Having arrived after dark the night before, once the sun came up in the morning we found ourselves facing Kilauea. Showing my ignorance at some things in nature I always thought that a volcano was the huge cylindrical cone where everything came shooting out the top.
On this day I learned that they can be very different. For Mauna Loa, there have been numerous cauldrons/craters that have erupted over time.

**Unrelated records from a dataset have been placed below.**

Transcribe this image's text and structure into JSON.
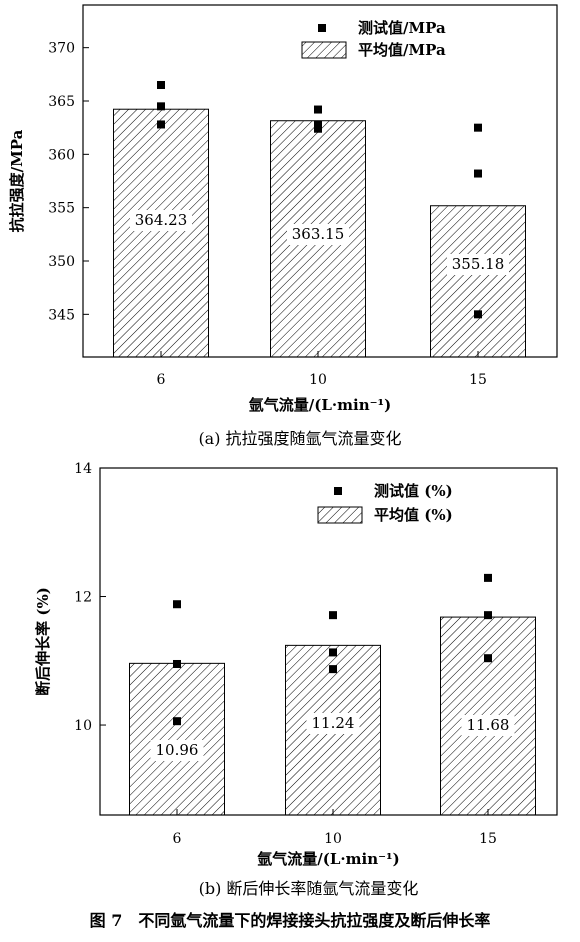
{
  "figure_caption": "图 7　不同氩气流量下的焊接接头抗拉强度及断后伸长率",
  "chart_data": [
    {
      "type": "bar",
      "caption": "(a) 抗拉强度随氩气流量变化",
      "categories": [
        "6",
        "10",
        "15"
      ],
      "series": [
        {
          "name": "平均值/MPa",
          "kind": "bar",
          "values": [
            364.23,
            363.15,
            355.18
          ]
        },
        {
          "name": "测试值/MPa",
          "kind": "scatter",
          "points": [
            [
              [
                366.5,
                364.5,
                362.8
              ]
            ],
            [
              [
                364.2,
                362.8,
                362.4
              ]
            ],
            [
              [
                362.5,
                358.2,
                345.0
              ]
            ]
          ]
        }
      ],
      "value_labels": [
        "364.23",
        "363.15",
        "355.18"
      ],
      "xlabel": "氩气流量/(L·min⁻¹)",
      "ylabel": "抗拉强度/MPa",
      "ylim": [
        341,
        374
      ],
      "yticks": [
        345,
        350,
        355,
        360,
        365,
        370
      ],
      "grid": false,
      "legend_position": "top-right"
    },
    {
      "type": "bar",
      "caption": "(b) 断后伸长率随氩气流量变化",
      "categories": [
        "6",
        "10",
        "15"
      ],
      "series": [
        {
          "name": "平均值 (%)",
          "kind": "bar",
          "values": [
            10.96,
            11.24,
            11.68
          ]
        },
        {
          "name": "测试值 (%)",
          "kind": "scatter",
          "points": [
            [
              [
                11.88,
                10.95,
                10.06
              ]
            ],
            [
              [
                11.71,
                11.13,
                10.87
              ]
            ],
            [
              [
                12.29,
                11.71,
                11.04
              ]
            ]
          ]
        }
      ],
      "value_labels": [
        "10.96",
        "11.24",
        "11.68"
      ],
      "xlabel": "氩气流量/(L·min⁻¹)",
      "ylabel": "断后伸长率 (%)",
      "ylim": [
        8.6,
        14
      ],
      "yticks": [
        10,
        12,
        14
      ],
      "grid": false,
      "legend_position": "top-right"
    }
  ]
}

Even the most recent this spring, didn’t erupt in the cauldron, rather the lava lake that was in Kilauea disappeared as the lava exited lava tubes miles away, leaving this cauldron empty, except for the steam vents.
To me it looked like an abandoned strip mine with steam.
Our visit continued with a drive down Chain of Craters Road, so named as it passes numerous craters from previous eruptions over the last 100 years.
Each crater has a different look depending on age.
We stopped along the way and took a great 3 mile round trip hike across lava fields to Pu’u Huluhulu.
The amount of vegetation that grows in what seems like impossible conditions is amazing, and beautiful. We found these berries growing everywhere.
Through every available crack.
Also interesting were the different surfaces, some were smooth, some with swirls, and this one with thousands of little indentations.
Having completed our hike, we continued our drive towards the sea.
Once we reached the ocean you could again see how volcanic activity forms all of Hawaii.
The Holei Sea Arch is a 90′ high natural arch formed from the erosion of the lava cliffs from the pounding of the surf.
Returning to the main part of the park (and people), we went for a walk along the steam vents. Unlike Yellowstone where there is a strong sulfur smell, these just felt and smelled like you are standing outside of a house in the winter where the drying vent is running – only much more so.
The steam vents were all over the place.
Many had offerings to the volcano gods to ask them to behave themselves.
As with most of our days in Hawaii, it ended with a great sunset.